The Ministry of Justice has lost 354 smartphones, PCs, laptops and tablets in the past 12 months, according to a Freedom of Information request, and other government departments are in the same boat
British government departments are struggling to keep tabs on their device estates, with USB drives, smartphones, PCs, laptops and tablets still being lost or stolen with alarming frequency, according to answers to Freedom of Information (FoI) requests filed by Apricorn, a supplier of encrypted USB drives.
The firm submitted FoI requests to five government departments, the Department for Education, the Ministry of Defence (MoD), the Ministry of Education, the Ministry of Justice (MoJ), NHS Digital and NHS England, asking for information relating to their device security statistics and policies.
The Department for Education lost 88 devices in 2017, 130 in 2018, and 91 in 2019. In the same period it also lost one USB or other storage device.
The Ministry of Justice (MoJ) lost 125 devices in 2016/17, 229 in 2017/18, and 354 in 2018/19. In the same period it lost two USB drives or other storage devices.
NHS Digital lost 58 devices in 2018, and 35 in 2019 (including RSA tokens). In the same period, it lost one storage device. It did not provide data for 2017, owing to a system migration error affecting its database for that period.
The statistics gathered reflect devices that were both lost and stolen, and Apricorn’s EMEA MD, Jon Fielding, described the statistics as concerning, particularly given the departments’ responsibility for vast amounts of sensitive public data.
“Modern day mobile working is designed to support the flexibility and efficiency increasingly required in 21st century roles, but this also means that sensitive data is often stored on mobile and laptop devices,” he said. “If a device that is not secured is lost and ends up in the wrong hands, the repercussions can be hugely detrimental, even more so with GDPR now in full force.”
In addition, the Department for Education and the MoJ both provided some details of their security policies in the event of a device loss or theft.
The Department for Education includes an acceptable use policy that ensure staff take “all reasonable care” of their devices and offer guidelines on reporting if lost or stolen.
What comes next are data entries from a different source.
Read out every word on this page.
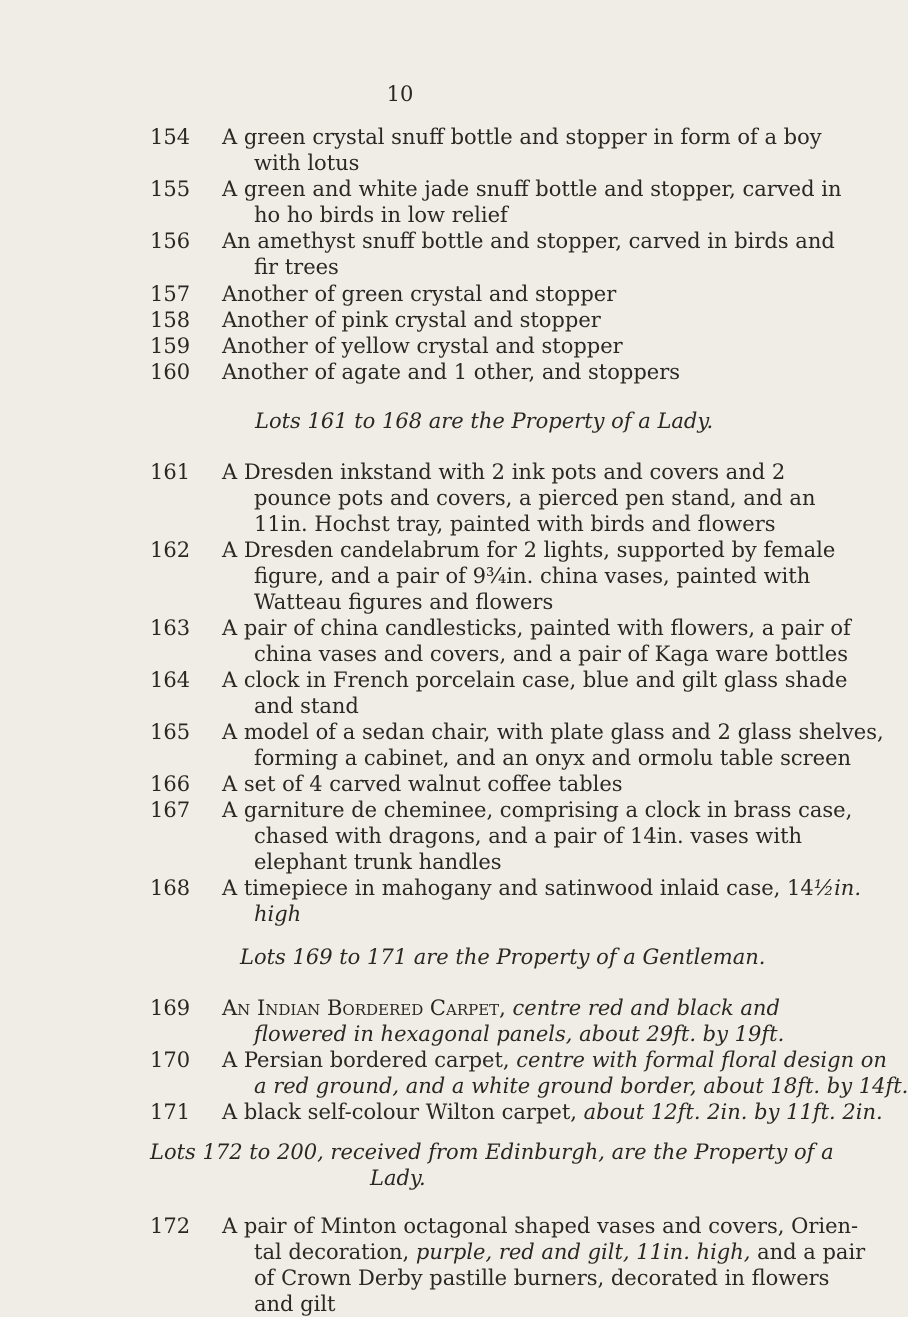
10
154 A green crystal snuff bottle and stopper in form of a boy
with lotus
155 A green and white jade snuff bottle and stopper, carved in
ho ho birds in low relief
156 An amethyst snuff bottle and stopper, carved in birds and
fir trees
157 Another of green crystal and stopper
158 Another of pink crystal and stopper
159 Another of yellow crystal and stopper
160 Another of agate and 1 other, and stoppers
Lots 161 to 168 are the Property of a Lady.
161 A Dresden inkstand with 2 ink pots and covers and 2
pounce pots and covers, a pierced pen stand, and an
11in. Hochst tray, painted with birds and flowers
162 A Dresden candelabrum for 2 lights, supported by female
figure, and a pair of 9¾in. china vases, painted with
Watteau figures and flowers
163 A pair of china candlesticks, painted with flowers, a pair of
china vases and covers, and a pair of Kaga ware bottles
164 A clock in French porcelain case, blue and gilt glass shade
and stand
165 A model of a sedan chair, with plate glass and 2 glass shelves,
forming a cabinet, and an onyx and ormolu table screen
166 A set of 4 carved walnut coffee tables
167 A garniture de cheminee, comprising a clock in brass case,
chased with dragons, and a pair of 14in. vases with
elephant trunk handles
168 A timepiece in mahogany and satinwood inlaid case, 14½in.
high
Lots 169 to 171 are the Property of a Gentleman.
169 An Indian Bordered Carpet, centre red and black and
flowered in hexagonal panels, about 29ft. by 19ft.
170 A Persian bordered carpet, centre with formal floral design on
a red ground, and a white ground border, about 18ft. by 14ft.
171 A black self-colour Wilton carpet, about 12ft. 2in. by 11ft. 2in.
Lots 172 to 200, received from Edinburgh, are the Property of a
Lady.
172 A pair of Minton octagonal shaped vases and covers, Orien-
tal decoration, purple, red and gilt, 11in. high, and a pair
of Crown Derby pastille burners, decorated in flowers
and gilt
The MoJ said it encrypts all its laptops and USB drives, and stores individual data in the cloud. It remotely blocks or disables any lost or stolen device to minimise the risk of a data leak.
“Knowing that these government departments have policies in place to protect sensitive data is somewhat reassuring, however, they need to be doing a lot more to avoid the risk of a data breach resulting from these lost devices,” said Fielding.
“Corporately approved, hardware encrypted storage devices should be provided as standard. These should be whitelisted on the IT infrastructure, blocking access to all non-approved media. Should a device then go missing the data cannot be accessed or used inappropriately,” he said.
Two of the bodies approached declined to provide information. Both the MoD and NHS England said that to research and deliver answers to the requests would exceed both the cost and time thresholds above which FoI requests do not need to be honoured.